These data points confirm modest growth and steady inflation in Europe while the hawkish tone from upcoming Fed speakers could shape expectations for tighter monetary policy in the United States.
Germany’s modest 0.3% quarter‑on‑quarter GDP expansion reinforces the view that the country’s economy is stabilising after a turbulent year. The figure outperformed the consensus forecast, suggesting that domestic demand and export recovery are gaining traction. Meanwhile, the Eurozone’s preliminary CPI at 1.7% year‑on‑year, with core inflation at 2.2%, remains comfortably above the European Central Bank’s 2% target but shows no acceleration. This steady‑state inflation environment gives the ECB little impetus to alter its current policy stance, keeping rates steady as it monitors future data for any signs of overheating.
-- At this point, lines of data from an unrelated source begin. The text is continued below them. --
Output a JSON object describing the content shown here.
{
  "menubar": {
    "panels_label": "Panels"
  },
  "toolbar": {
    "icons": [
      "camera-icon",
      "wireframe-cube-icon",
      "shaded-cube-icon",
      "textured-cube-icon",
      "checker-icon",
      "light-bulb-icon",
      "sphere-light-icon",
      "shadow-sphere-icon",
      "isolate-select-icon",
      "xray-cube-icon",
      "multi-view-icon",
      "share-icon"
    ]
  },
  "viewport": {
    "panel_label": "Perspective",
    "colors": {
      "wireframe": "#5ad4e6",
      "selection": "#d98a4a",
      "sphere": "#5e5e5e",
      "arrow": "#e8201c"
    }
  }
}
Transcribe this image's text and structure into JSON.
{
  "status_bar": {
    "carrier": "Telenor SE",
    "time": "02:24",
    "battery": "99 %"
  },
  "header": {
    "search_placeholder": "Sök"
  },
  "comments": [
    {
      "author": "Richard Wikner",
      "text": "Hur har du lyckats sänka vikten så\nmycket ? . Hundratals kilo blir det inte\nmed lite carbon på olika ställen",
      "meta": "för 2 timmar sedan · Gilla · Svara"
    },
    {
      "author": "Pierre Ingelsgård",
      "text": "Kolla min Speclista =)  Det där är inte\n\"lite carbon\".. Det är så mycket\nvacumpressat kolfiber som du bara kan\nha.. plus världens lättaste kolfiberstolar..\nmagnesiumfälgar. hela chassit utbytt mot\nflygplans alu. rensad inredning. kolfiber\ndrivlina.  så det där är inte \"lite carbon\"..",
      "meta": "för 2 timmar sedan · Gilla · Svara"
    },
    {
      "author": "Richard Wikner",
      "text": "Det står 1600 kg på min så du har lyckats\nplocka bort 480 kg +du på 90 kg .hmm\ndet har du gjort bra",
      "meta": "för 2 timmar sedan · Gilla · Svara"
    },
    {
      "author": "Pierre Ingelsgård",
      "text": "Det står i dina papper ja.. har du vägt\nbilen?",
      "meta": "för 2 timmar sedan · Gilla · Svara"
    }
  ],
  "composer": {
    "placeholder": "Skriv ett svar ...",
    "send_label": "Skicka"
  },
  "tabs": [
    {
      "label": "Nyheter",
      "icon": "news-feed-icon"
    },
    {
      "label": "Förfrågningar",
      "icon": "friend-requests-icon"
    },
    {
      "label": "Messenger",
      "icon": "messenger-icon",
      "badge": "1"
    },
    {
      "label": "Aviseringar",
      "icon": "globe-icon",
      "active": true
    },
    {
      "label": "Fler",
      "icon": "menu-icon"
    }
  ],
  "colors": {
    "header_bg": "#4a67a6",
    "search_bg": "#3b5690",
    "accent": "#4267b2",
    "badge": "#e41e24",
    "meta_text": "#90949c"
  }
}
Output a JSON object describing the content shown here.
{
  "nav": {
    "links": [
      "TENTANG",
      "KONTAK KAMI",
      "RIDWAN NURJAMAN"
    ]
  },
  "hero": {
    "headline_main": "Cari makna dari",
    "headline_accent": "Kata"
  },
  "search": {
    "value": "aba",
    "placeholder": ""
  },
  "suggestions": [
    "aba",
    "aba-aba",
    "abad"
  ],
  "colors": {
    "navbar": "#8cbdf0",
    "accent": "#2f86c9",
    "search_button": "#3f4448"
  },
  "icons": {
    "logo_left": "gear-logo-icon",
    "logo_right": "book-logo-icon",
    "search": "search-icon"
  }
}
Across the Atlantic, the American session was largely quiet, featuring only peripheral releases such as the MBA mortgage applications index and Canada’s wholesale sales figures. Both metrics are considered low‑impact and have historically moved markets only when they deviate sharply from expectations. Their modest readings this week underscore a broader trend of subdued activity in the housing and wholesale sectors, offering little new guidance for the Federal Reserve’s rate‑setting decisions. Investors therefore continue to focus on the Fed’s forward guidance and upcoming speeches rather than these peripheral data points.
The day’s schedule of central‑bank speakers adds a layer of intrigue to an otherwise uneventful data calendar. RBA Governor Bullock appears twice, both times flagged as hawkish, while the ECB’s Vijcic is expected to adopt a neutral tone. On the Fed side, Barkin, Schmid and Musalem are slated to speak, with two identified as hawkish. Such commentary can subtly shift market expectations, especially when hawkish remarks hint at a willingness to tighten policy further. Traders will be watching for any language that signals a change in the Fed’s inflation outlook, as even minor shifts in tone can influence bond yields and currency valuations.